The past decade has seen an escalation of how much information we get about movies before they’re made, while they’re being made, just before they’re released into the wild, and after we see them. Back in 2012 when editor Sleepy Skunk put together a 25-minute, three-act version of The Amazing Spider-Man by splicing together trailers, production featurettes and BTS footage released by Sony, it seemed likely that studios would respond to the mockery-as-criticism by backing off on the overkill. Instead, blockbusters have marketing campaigns bigger and stretched over more time than ever before. Aided and abetted by movie news sites, every tiny kernel of information (from character names to colors of costumes) has become powerful fodder for advertising machines swinging as wildly as possible to be heard in the crowd.
The Spider-Man short film proved that studios were essentially putting the basic structure (from beginning to end) of their movies online in order to get people into theaters. Before letting irony sink in, Sony claimed that they didn’t plan for viewers to watch all of the international trailers – essentially that no one online was meant to see every piece of their advertising. They might have also simply said they didn’t understand how the internet works.
It’s an obsessive beast, perma-hungry for blurry shots of the Batmobile on a surprising set, leaked (and “leaked”) pictures of spandex suits and other tiny reminders that The Next Giant Geeky Thing is being willed into existence as we speak. The Force Awakens, I’m looking at you.
The natural next evolution is for studios to livestream movie productions for fans. Film production, consumption and marketing can finally merge into one.
Probably the closest thing we have to a proto-example of this inevitable paradigm is the consistent stream of updates on the production of Deadpool directly from Ryan Reynolds and Tim Miller. Because Deadpool was born from the screaming hot Fallopian tubes of the internet, fans were involved from the very beginning. They kept the movie alive, and the production obliged by dropping polished shots of Reynolds in costume matching the irreverent tone of the character. These were, at their core, advertisements not for the movie itself, but for the production of it. If you cared enough to pay attention, you could tune into daily updates about the shoot – including public handwringing over the final rating.
X-Men: Days of Future Past and Apocalypse share marketing DNA with Deadpool, too. It’s probably no accident; Fox either has a long leash or a contractual imperative for Bryan Singer and others to share nebulous-yet-titillating shots of the production as it’s happening.
Here’s a door you recognize. Please come see the next movie we make where this door appears (over a year from now).
There’s a correlation here to crowdfunded projects that draw in the most dedicated early on, keeping them engaged with updates and insider incentives in the hopes that word of mouth grows beyond the fan base due specifically to the fan base’s fervor. You feel less like a target and more like part of the family. You’re involved.

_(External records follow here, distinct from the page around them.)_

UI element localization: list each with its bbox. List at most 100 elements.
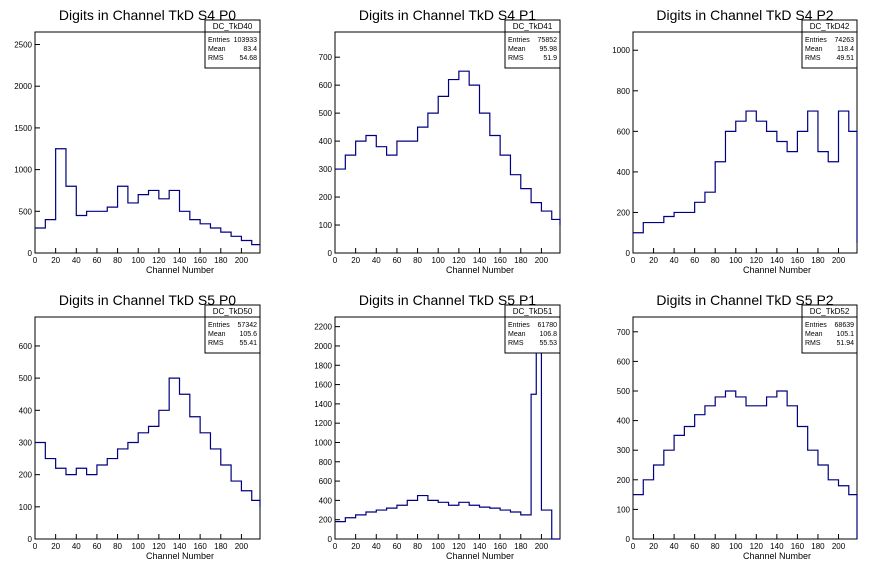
stats-value: 51.9 — [543, 55, 557, 62]
stats-label: RMS — [805, 55, 821, 62]
histogram-line — [35, 148, 260, 246]
y-tick-label: 100 — [319, 221, 333, 230]
x-tick-label: 120 — [452, 542, 466, 551]
stats-name: DC_TkD40 — [213, 22, 253, 31]
stats-label: Mean — [508, 331, 526, 338]
histogram-panel-5: Digits in Channel TkD S5 P2 Channel Numbe… — [617, 292, 858, 561]
y-tick-label: 2500 — [14, 41, 32, 50]
y-tick-label: 600 — [617, 127, 631, 136]
y-tick-label: 400 — [319, 496, 333, 505]
stats-label: Entries — [208, 322, 230, 329]
x-tick-label: 100 — [132, 542, 146, 551]
x-axis-label: Channel Number — [743, 551, 811, 561]
y-tick-label: 300 — [19, 438, 33, 447]
x-tick-label: 140 — [173, 256, 187, 265]
chart-title: Digits in Channel TkD S4 P1 — [359, 7, 536, 23]
stats-label: Mean — [208, 331, 226, 338]
histogram-line — [633, 110, 858, 243]
y-tick-label: 500 — [19, 374, 33, 383]
x-tick-label: 80 — [413, 542, 422, 551]
x-tick-label: 0 — [631, 542, 636, 551]
y-tick-label: 1000 — [314, 438, 332, 447]
x-tick-label: 20 — [51, 542, 60, 551]
y-tick-label: 1800 — [314, 361, 332, 370]
y-tick-label: 2000 — [14, 82, 32, 91]
stats-value: 118.4 — [837, 46, 854, 53]
x-tick-label: 180 — [811, 542, 825, 551]
y-tick-label: 600 — [319, 477, 333, 486]
x-tick-label: 40 — [372, 256, 381, 265]
y-tick-label: 1000 — [14, 166, 32, 175]
chart-title: Digits in Channel TkD S4 P2 — [656, 7, 833, 23]
x-tick-label: 160 — [193, 542, 207, 551]
stats-label: RMS — [508, 340, 524, 347]
stats-label: RMS — [805, 340, 821, 347]
x-tick-label: 160 — [193, 256, 207, 265]
x-tick-label: 180 — [514, 542, 528, 551]
y-tick-label: 200 — [617, 208, 631, 217]
x-tick-label: 100 — [432, 256, 446, 265]
x-tick-label: 180 — [811, 256, 825, 265]
chart-title: Digits in Channel TkD S5 P1 — [359, 292, 536, 308]
x-tick-label: 140 — [473, 256, 487, 265]
x-axis-label: Channel Number — [446, 265, 514, 275]
y-tick-label: 800 — [319, 458, 333, 467]
x-tick-label: 60 — [392, 542, 401, 551]
x-tick-label: 80 — [113, 542, 122, 551]
stats-label: RMS — [208, 55, 224, 62]
x-tick-label: 120 — [452, 256, 466, 265]
plot-frame — [34, 31, 261, 254]
y-tick-label: 0 — [626, 535, 631, 544]
stats-label: Entries — [805, 37, 827, 44]
stats-box: DC_TkD41 Entries 75852 Mean 95.98 RMS 51.9 — [504, 19, 561, 69]
x-axis-label: Channel Number — [743, 265, 811, 275]
stats-value: 95.98 — [539, 46, 557, 53]
x-tick-label: 140 — [770, 542, 784, 551]
stats-value: 103933 — [234, 37, 257, 44]
stats-label: RMS — [508, 55, 524, 62]
x-tick-label: 40 — [670, 256, 679, 265]
stats-name: DC_TkD41 — [513, 22, 553, 31]
x-tick-label: 80 — [413, 256, 422, 265]
x-tick-label: 20 — [351, 542, 360, 551]
y-tick-label: 400 — [19, 406, 33, 415]
y-tick-label: 700 — [617, 328, 631, 337]
stats-box-frame — [204, 19, 261, 69]
x-tick-label: 80 — [711, 256, 720, 265]
x-tick-label: 160 — [791, 542, 805, 551]
plot-frame — [632, 316, 858, 540]
y-tick-label: 0 — [28, 249, 33, 258]
x-tick-label: 180 — [214, 542, 228, 551]
x-tick-label: 40 — [670, 542, 679, 551]
y-tick-label: 200 — [19, 471, 33, 480]
y-tick-label: 600 — [19, 342, 33, 351]
y-tick-label: 0 — [28, 535, 33, 544]
x-tick-label: 0 — [333, 542, 338, 551]
y-tick-label: 0 — [328, 249, 333, 258]
stats-box: DC_TkD52 Entries 68639 Mean 105.1 RMS 51.94 — [801, 304, 858, 354]
x-tick-label: 20 — [649, 542, 658, 551]
x-tick-label: 100 — [132, 256, 146, 265]
y-tick-label: 600 — [319, 81, 333, 90]
x-tick-label: 160 — [493, 256, 507, 265]
stats-value: 54.68 — [239, 55, 257, 62]
y-tick-label: 100 — [19, 503, 33, 512]
y-tick-label: 800 — [617, 87, 631, 96]
x-tick-label: 100 — [729, 256, 743, 265]
x-tick-label: 200 — [235, 256, 249, 265]
stats-value: 55.41 — [239, 340, 257, 347]
x-tick-label: 60 — [92, 256, 101, 265]
y-tick-label: 2000 — [314, 342, 332, 351]
x-tick-label: 0 — [631, 256, 636, 265]
x-tick-label: 200 — [535, 256, 549, 265]
stats-box-frame — [504, 19, 561, 69]
stats-value: 105.6 — [239, 331, 257, 338]
stats-name: DC_TkD42 — [810, 22, 850, 31]
y-tick-label: 300 — [319, 165, 333, 174]
x-tick-label: 0 — [333, 256, 338, 265]
y-tick-label: 300 — [617, 446, 631, 455]
stats-value: 51.94 — [836, 340, 854, 347]
y-tick-label: 2200 — [314, 323, 332, 332]
x-tick-label: 0 — [33, 256, 38, 265]
stats-name: DC_TkD52 — [810, 307, 850, 316]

There are also blockbuster-based correlations in Peter Jackson’s video production diaries and various “viral” marketing attempts from across the spectrum. So why not go the distance and let us all watch the magic being made in real-time? Your toes are well off the diving board, studios. It’s time to take the plunge.
Imagine it for a second. The first major production to do this would probably fail – offering a clunky, panda-cam version of how truly boring it is to be on a movie set – but just as studios have mastered each new challenge the internet has thrown at them, pretty soon you’d have sleek campaigns designed Truman Show-style where watching the filmmaking process would become an entertaining prospect. It could be a horrific marathon of interviews with every crew head, lengthy discussions of the inspirations for the film, breakdowns of the comic book series (or YA novel) it was based on, events where fans get to come to set to meet the filmmakers, and, of course, a medium for fans to watch the movie they want to watch being made before they can watch it.
Consider it the ultimate Blu-ray Extra, shot and aired as it’s all happening. We won’t have to wait for Ryan Reynolds to tweet a picture announcing that shooting for Deadpool has wrapped minutes (whole minutes!) after it’s wrapped; we’ll know exactly when it wraps because we’ll be watching from home on our computers. Plus, studios could advertise other movies on the livestream page (or sell advertising space to sponsors), drawing attention to other projects and other livestreams of projects while making money crafting an advertising space on the advertising space for the movie.
The livestream would become its own show, so if the feed of Guardians of the Galaxy 2’s lunch break got dull, you could switch over to watch Pixar animators drawing Toy Story 4, click through to watch Vin Diesel run lines for Fast and Furious 8, or you could try that new shampoo you’ve been meaning to check out.
If that weren’t enough, envision the all-out assault this would create on movie blogs. Livestreams of productions would create at least a dozen newsy tidbits a day. “Did you see the Suicide Squad stream? They had the Batmobile on set for 11 hours!” Writers would be on-call, providing TV show recap-like reports on what happened on the Ghost in the Shell set today.
Best of all, we would know everything there is to know, genuinely, before watching the most anticipated movies. The more I think about it, the more surprised I am that studios haven’t yet fully capitalized on the internet’s glue-eyed need to see the sausage shoved into its lining. This is probably where we’re headed, though. Long live the new flesh.